The Bell Tower Times Guide To Heckling A Stand Up Comedy Show
Old mate belly has some handy tips on being the best twat you can be.
The Perth Comedy Festival is currently hitting venues all over town (more info/tickets HERE), and to get you in the mood noted funny bastard The Bell Tower Times sent us a very handy guide to heckling at a comedy show:
There is more than one way to be a skidmark on the underpants of a comedy show. Sure, you can just yell shit out, but to truly heckle a show, you must launch a multi-pronged attack.
1. Be Fashionably Late
Everybody knows that arriving before a show begins is uncool and comes off as desperate as setting your Tinder age range to include 55+. Arrive roughly five minutes late, that way, the comedian’s nerves have probably settled and you can get him back on his toes with the sound of you oafish footsteps.
You may get called out for your late entrance by the loser trying to perform his finely crafted show, fear not as this is your time to…
2. Drunkenly Heckle
Despite a string of failed dates and rocky relationships, you know in your heart of hearts that you are a funny and charismatic drunk. It is a must to bring that slurred-wit to the forefront and verbally heckle the comedian.
Now, don’t be too worried about articulacy, that’s the schmuck on stage’s job.
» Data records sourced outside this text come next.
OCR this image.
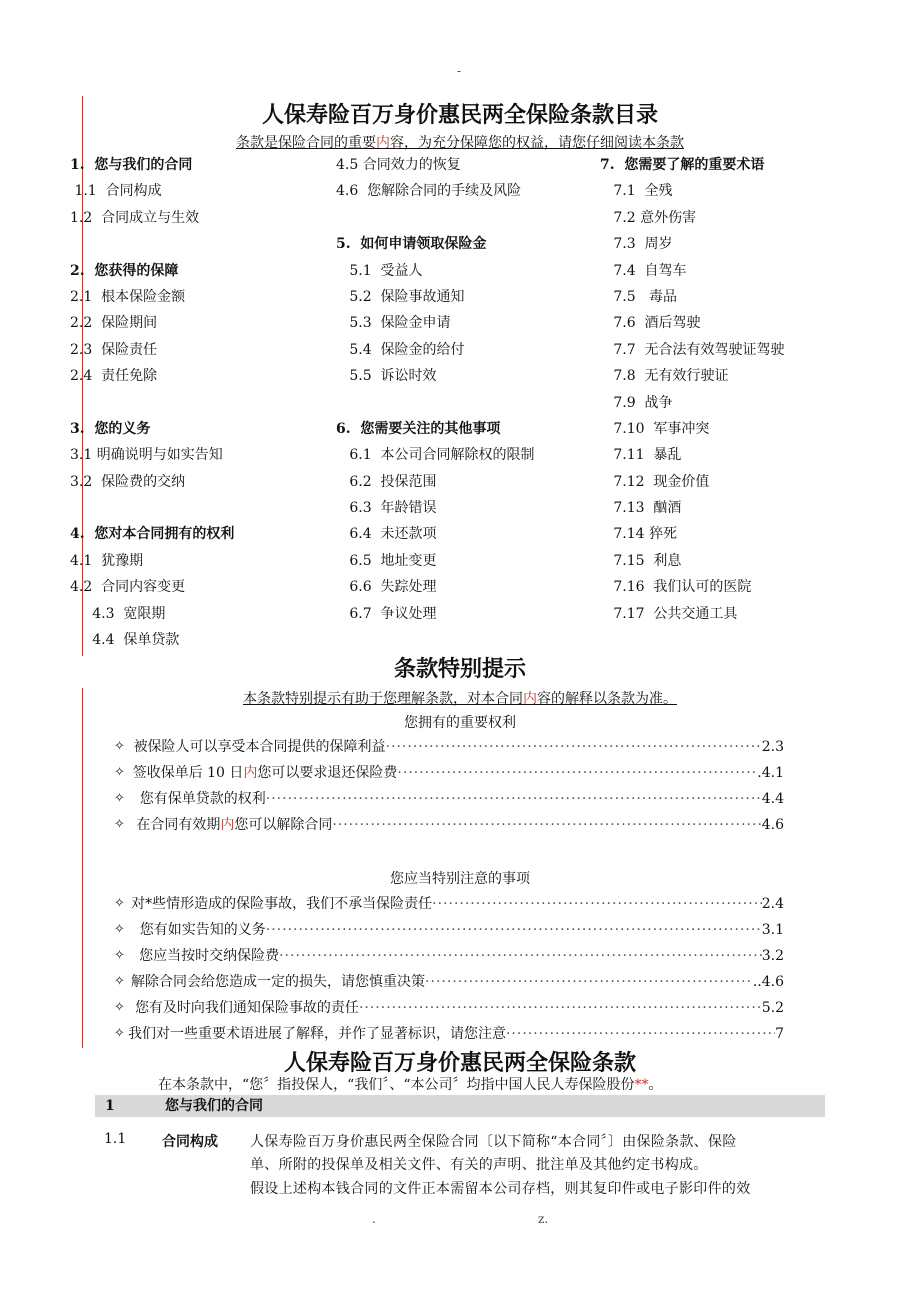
-
人保寿险百万身价惠民两全保险条款目录
条款是保险合同的重要内容，为充分保障您的权益，请您仔细阅读本条款
1.  您与我们的合同
1.1  合同构成
1.2  合同成立与生效
2.  您获得的保障
2.1  根本保险金额
2.2  保险期间
2.3  保险责任
2.4  责任免除
3.  您的义务
3.1 明确说明与如实告知
3.2  保险费的交纳
4.  您对本合同拥有的权利
4.1  犹豫期
4.2  合同内容变更
4.3  宽限期
4.4  保单贷款
4.5 合同效力的恢复
4.6  您解除合同的手续及风险
5.  如何申请领取保险金
5.1  受益人
5.2  保险事故通知
5.3  保险金申请
5.4  保险金的给付
5.5  诉讼时效
6.  您需要关注的其他事项
6.1  本公司合同解除权的限制
6.2  投保范围
6.3  年龄错误
6.4  未还款项
6.5  地址变更
6.6  失踪处理
6.7  争议处理
7.  您需要了解的重要术语
7.1  全残
7.2 意外伤害
7.3  周岁
7.4  自驾车
7.5   毒品
7.6  酒后驾驶
7.7  无合法有效驾驶证驾驶
7.8  无有效行驶证
7.9  战争
7.10  军事冲突
7.11  暴乱
7.12  现金价值
7.13  酗酒
7.14 猝死
7.15  利息
7.16  我们认可的医院
7.17  公共交通工具
条款特别提示
本条款特别提示有助于您理解条款，对本合同内容的解释以条款为准。
您拥有的重要权利
✧ 被保险人可以享受本合同提供的保障利益 ·····	2.3
✧ 签收保单后 10 日内您可以要求退还保险费 ·····	.4.1
✧	您有保单贷款的权利 ·····	4.4
✧ 在合同有效期内您可以解除合同 ·····	4.6
您应当特别注意的事项
✧ 对*些情形造成的保险事故，我们不承当保险责任 ·····	2.4
✧	您有如实告知的义务 ·····	3.1
✧	您应当按时交纳保险费 ·····	3.2
✧ 解除合同会给您造成一定的损失，请您慎重决策 ·····	..4.6
✧ 您有及时向我们通知保险事故的责任 ·····	5.2
✧ 我们对一些重要术语进展了解释，并作了显著标识，请您注意 ·····	7
人保寿险百万身价惠民两全保险条款
在本条款中，“您〞指投保人，“我们〞、“本公司〞均指中国人民人寿保险股份**。
1	您与我们的合同
1.1	合同构成 人保寿险百万身价惠民两全保险合同〔以下简称“本合同〞〕由保险条款、保险
单、所附的投保单及相关文件、有关的声明、批注单及其他约定书构成。
假设上述构本钱合同的文件正本需留本公司存档，则其复印件或电子影印件的效
.	z.
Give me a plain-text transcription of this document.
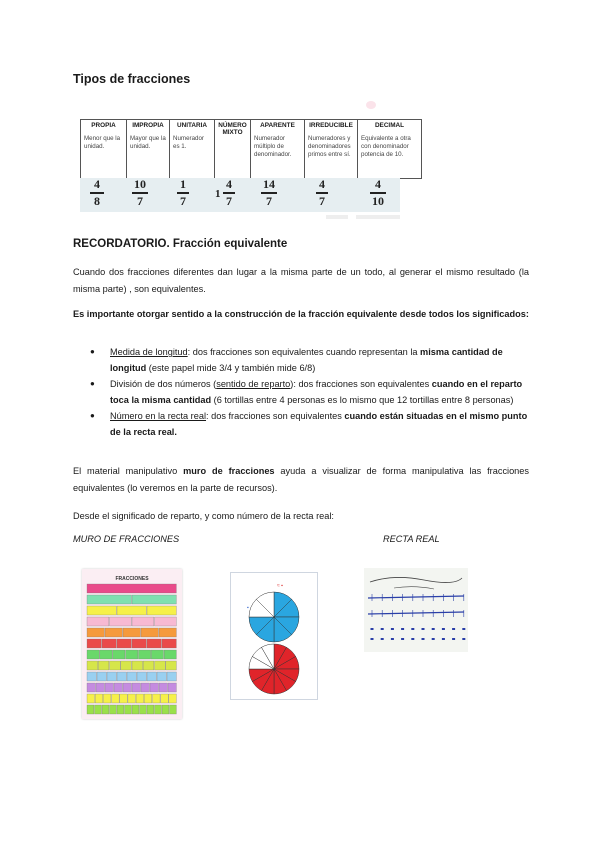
Tipos de fracciones
PROPIA
Menor que la unidad.
IMPROPIA
Mayor que la unidad.
UNITARIA
Numerador es 1.
NÚMERO MIXTO
APARENTE
Numerador múltiplo de denominador.
IRREDUCIBLE
Numeradores y denominadores primos entre sí.
DECIMAL
Equivalente a otra con denominador potencia de 10.
4
8
10
7
1
7	1
4
7
14
7
4
7
4
10
RECORDATORIO. Fracción equivalente

Cuando dos fracciones diferentes dan lugar a la misma parte de un todo, al generar el mismo resultado (la misma parte) , son equivalentes.

Es importante otorgar sentido a la construcción de la fracción equivalente desde todos los significados:

● Medida de longitud: dos fracciones son equivalentes cuando representan la misma cantidad de longitud (este papel mide 3/4 y también mide 6/8)
● División de dos números (sentido de reparto): dos fracciones son equivalentes cuando en el reparto toca la misma cantidad (6 tortillas entre 4 personas es lo mismo que 12 tortillas entre 8 personas)
● Número en la recta real: dos fracciones son equivalentes cuando están situadas en el mismo punto de la recta real.

El material manipulativo muro de fracciones ayuda a visualizar de forma manipulativa las fracciones equivalentes (lo veremos en la parte de recursos).

Desde el significado de reparto, y como número de la recta real:

MURO DE FRACCIONES	RECTA REAL
FRACCIONES
≈ ▪
▪
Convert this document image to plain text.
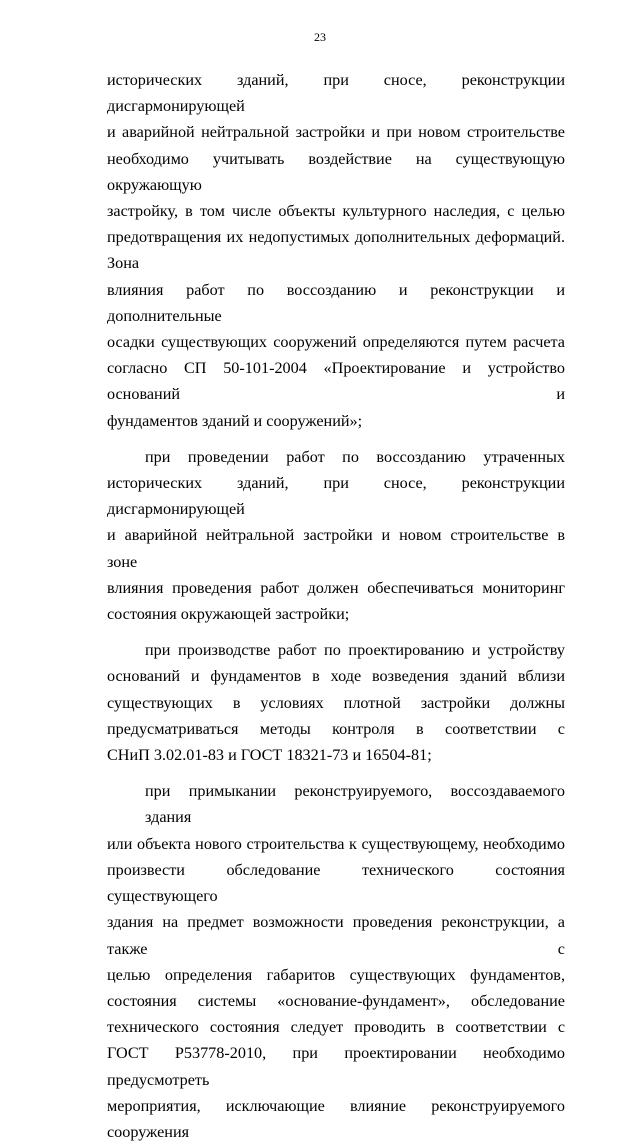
23
исторических зданий, при сносе, реконструкции дисгармонирующей
и аварийной нейтральной застройки и при новом строительстве
необходимо учитывать воздействие на существующую окружающую
застройку, в том числе объекты культурного наследия, с целью
предотвращения их недопустимых дополнительных деформаций. Зона
влияния работ по воссозданию и реконструкции и дополнительные
осадки существующих сооружений определяются путем расчета
согласно СП 50-101-2004 «Проектирование и устройство оснований и
фундаментов зданий и сооружений»;
при проведении работ по воссозданию утраченных
исторических зданий, при сносе, реконструкции дисгармонирующей
и аварийной нейтральной застройки и новом строительстве в зоне
влияния проведения работ должен обеспечиваться мониторинг
состояния окружающей застройки;
при производстве работ по проектированию и устройству
оснований и фундаментов в ходе возведения зданий вблизи
существующих в условиях плотной застройки должны
предусматриваться методы контроля в соответствии с
СНиП 3.02.01-83 и ГОСТ 18321-73 и 16504-81;
при примыкании реконструируемого, воссоздаваемого здания
или объекта нового строительства к существующему, необходимо
произвести обследование технического состояния существующего
здания на предмет возможности проведения реконструкции, а также с
целью определения габаритов существующих фундаментов,
состояния системы «основание-фундамент», обследование
технического состояния следует проводить в соответствии с
ГОСТ Р53778-2010, при проектировании необходимо предусмотреть
мероприятия, исключающие влияние реконструируемого сооружения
You just focus on bellowing your little drunk-nothings and being the real hero of the night.
3. Never Laugh
Laughing concedes defeat. It tells the people you’ve come with that you have fallen under the spell of the comedian and are no longer the alpha-jokester in the room.
Is there anything more desperate than telling jokes to get the validation of the room via laughter? The comedian is just an egocentric hack that is practically begging you to laugh. So don’t. You're better than that.
4. Critique, Critique, Critique
After your disruptive entrance and slaying of the comedic dragon with your pisshead heckle, about everyone in the room is thinking what a legend you are. It is important to capitalise on this status during the intermission between acts.
Tell anyone who will listen how you would’ve crafted the joke differently or if you are a sensitive sack of snowflake, tell everyone how the comedian “can’t say that”. Whichever road you go, rest assured in the knowledge that despite people paying to see the comedian, it’s you they are paying attention to.
Also, you get extra points if you can track down the comedian and give him some feedback. Note, at this stage they may want to ram a microphone down your dick and/or poon hole.